Boaz Hoch
Boaz Hoch

Reputation: 1229

what's the diffrence between $.ajax / $.get / $.POST / .load()?

I'm trying to understand AJAX and JSON and I'm not sure I get it, there are methods and functions that are doing the same stuff...

You've got $.getJSON to retrieve JSON format data from server, and you have $.ajax + $.post + $.get + load() to send data data to the server?

Can I use all of those methods to send JSON data?

Really I'm confused! Help me figure this out.

Upvotes: 1

Views: 213

Answers (2)

IMSoP
IMSoP

Reputation: 97718

An AJAX request is, at heart, an HTTP request. This is the same protocol which is used for all content on the Web (arguably, if it's not HTTP, it's not the Web) - loading a page, the images on the page, the CSS and JS includes, a submitted form, etc, etc.

As such, it inherits pretty much all of the flexibility of HTTP, meaning a generic function like jQuery.ajax ends up quite complex, with lots of options you don't normally need to worry about. This leads to the Shorthand Methods you mentioned, which bundle up common sets of options and functionality.

Among the things you might want to vary:

  • The "method" of the request: GET or POST (or less common ones like HEAD, PUT, DELETE...).

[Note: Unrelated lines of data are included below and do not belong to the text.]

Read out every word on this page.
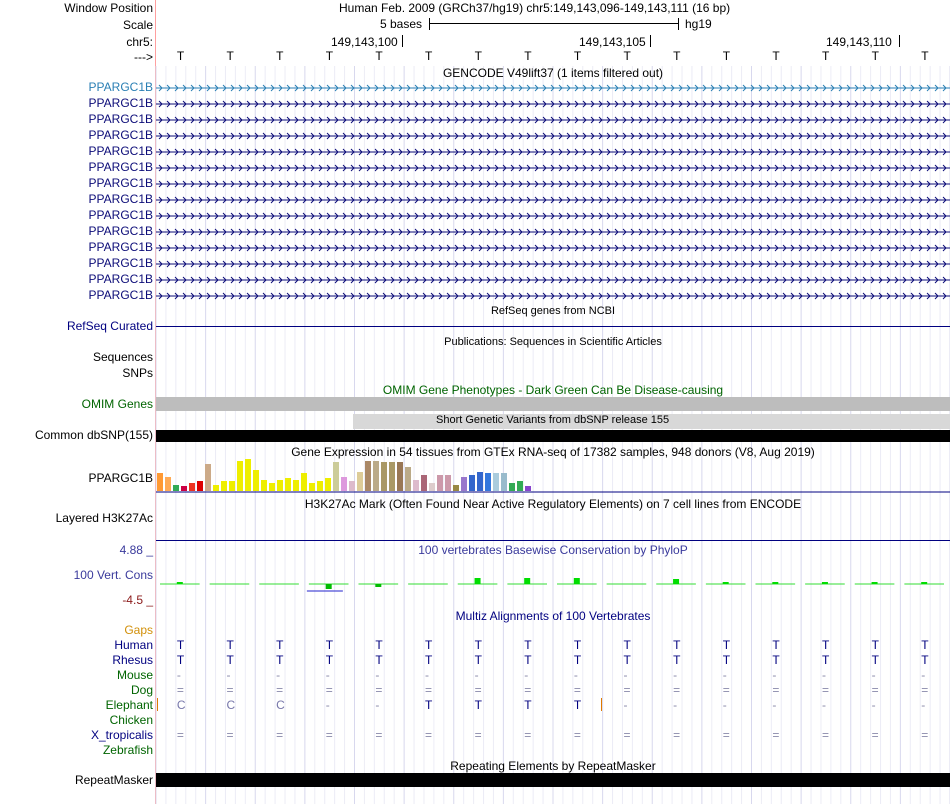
Window Position
Scale
chr5:
--->
Human Feb. 2009 (GRCh37/hg19) chr5:149,143,096-149,143,111 (16 bp)
5 bases	hg19
149,143,100	149,143,105	149,143,110
T	T	T	T	T	T	T	T	T	T	T	T	T	T	T	T
GENCODE V49lift37 (1 items filtered out)
PPARGC1B
PPARGC1B
PPARGC1B
PPARGC1B
PPARGC1B
PPARGC1B
PPARGC1B
PPARGC1B
PPARGC1B
PPARGC1B
PPARGC1B
PPARGC1B
PPARGC1B
PPARGC1B
RefSeq genes from NCBI
RefSeq Curated
Publications: Sequences in Scientific Articles
Sequences
SNPs
OMIM Gene Phenotypes - Dark Green Can Be Disease-causing
OMIM Genes
Short Genetic Variants from dbSNP release 155
Common dbSNP(155)
Gene Expression in 54 tissues from GTEx RNA-seq of 17382 samples, 948 donors (V8, Aug 2019)
PPARGC1B
H3K27Ac Mark (Often Found Near Active Regulatory Elements) on 7 cell lines from ENCODE
Layered H3K27Ac
100 vertebrates Basewise Conservation by PhyloP
4.88 _
100 Vert. Cons
-4.5 _
Multiz Alignments of 100 Vertebrates
Gaps
Human T	T	T	T	T	T	T	T	T	T	T	T	T	T	T	T
Rhesus T	T	T	T	T	T	T	T	T	T	T	T	T	T	T	T
Mouse -	-	-	-	-	-	-	-	-	-	-	-	-	-	-	-
Dog =	=	=	=	=	=	=	=	=	=	=	=	=	=	=	=
Elephant C	C	C	-	-	T	T	T	T	-	-	-	-	-	-	-
Chicken
X_tropicalis =	=	=	=	=	=	=	=	=	=	=	=	=	=	=	=
Zebrafish
Repeating Elements by RepeatMasker
RepeatMasker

A GET request is the simplest: request this URL, give me its contents; parameters to a GET request are shoved onto the "query string" of the URL. A POST request is how larger forms would be submitted on a normal page: the parameters are passed as a body of data separate from the URL and control headers; for an AJAX request this is often helpful to send a block of XML or JSON to a URL. This is a very broad overview, and there are many more distinctions in behaviour and meaning between the two.
  • The "content type" you want in the response (and, for a POST request, of the data you're sending). Not only does this tell both the server and the browser what data it is handling, ensuring it will pass it successfully, it can give jQuery (or whatever library) a hint of what to do next: if a call returns XML, you'll probably want to manipulate it as a DOM straight away; if it's JSON, you'll want to parse it as a JS object.
  • What you want to do once the data comes back. I've already mentioned parsing JSON or XML, but what if your response is actually a block of HTML that you want to inject straight into the parent page? Obviously you could do that yourself in the callback function, but again jQuery includes a shorthand form in the shape of .load().

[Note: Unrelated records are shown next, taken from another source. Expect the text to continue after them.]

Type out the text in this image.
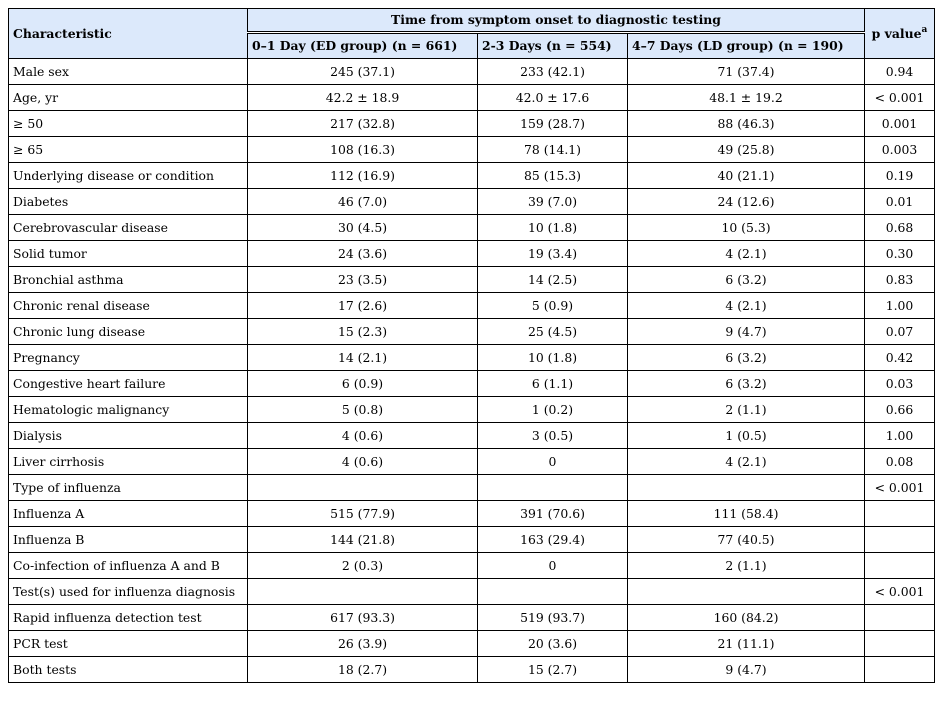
Characteristic	Time from symptom onset to diagnostic testing			p value$^a$
	0–1 Day (ED group) (n = 661)	2-3 Days (n = 554)	4–7 Days (LD group) (n = 190)	
Male sex	245 (37.1)	233 (42.1)	71 (37.4)	0.94
Age, yr	42.2 ± 18.9	42.0 ± 17.6	48.1 ± 19.2	< 0.001
≥ 50	217 (32.8)	159 (28.7)	88 (46.3)	0.001
≥ 65	108 (16.3)	78 (14.1)	49 (25.8)	0.003
Underlying disease or condition	112 (16.9)	85 (15.3)	40 (21.1)	0.19
Diabetes	46 (7.0)	39 (7.0)	24 (12.6)	0.01
Cerebrovascular disease	30 (4.5)	10 (1.8)	10 (5.3)	0.68
Solid tumor	24 (3.6)	19 (3.4)	4 (2.1)	0.30
Bronchial asthma	23 (3.5)	14 (2.5)	6 (3.2)	0.83
Chronic renal disease	17 (2.6)	5 (0.9)	4 (2.1)	1.00
Chronic lung disease	15 (2.3)	25 (4.5)	9 (4.7)	0.07
Pregnancy	14 (2.1)	10 (1.8)	6 (3.2)	0.42
Congestive heart failure	6 (0.9)	6 (1.1)	6 (3.2)	0.03
Hematologic malignancy	5 (0.8)	1 (0.2)	2 (1.1)	0.66
Dialysis	4 (0.6)	3 (0.5)	1 (0.5)	1.00
Liver cirrhosis	4 (0.6)	0	4 (2.1)	0.08
Type of influenza				< 0.001
Influenza A	515 (77.9)	391 (70.6)	111 (58.4)	
Influenza B	144 (21.8)	163 (29.4)	77 (40.5)	
Co-infection of influenza A and B	2 (0.3)	0	2 (1.1)	
Test(s) used for influenza diagnosis				< 0.001
Rapid influenza detection test	617 (93.3)	519 (93.7)	160 (84.2)	
PCR test	26 (3.9)	20 (3.6)	21 (11.1)	
Both tests	18 (2.7)	15 (2.7)	9 (4.7)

All of the above are possible with jQuery.ajax, but you'd have to remember the parameters, even though you're falling into the same cases again and again, so chances are most of the time you'll be using whichever of the shorthands suits your needs at that moment.

Upvotes: 2

Bergi
Bergi

Reputation: 664528

All those are just shorthands for calling the $.ajax function.

  • load is for retrieving HTML and writing it to the DOM in one go. You want to load JSON.
  • get and getJSON use GET requests which are not well-suited for sending JSON data.
  • post does a POST request, but doesn't allow you to choose the contentType of the sent data

For sending JSON you should use the $.ajax function with its many options, see Send JSON data with jQuery.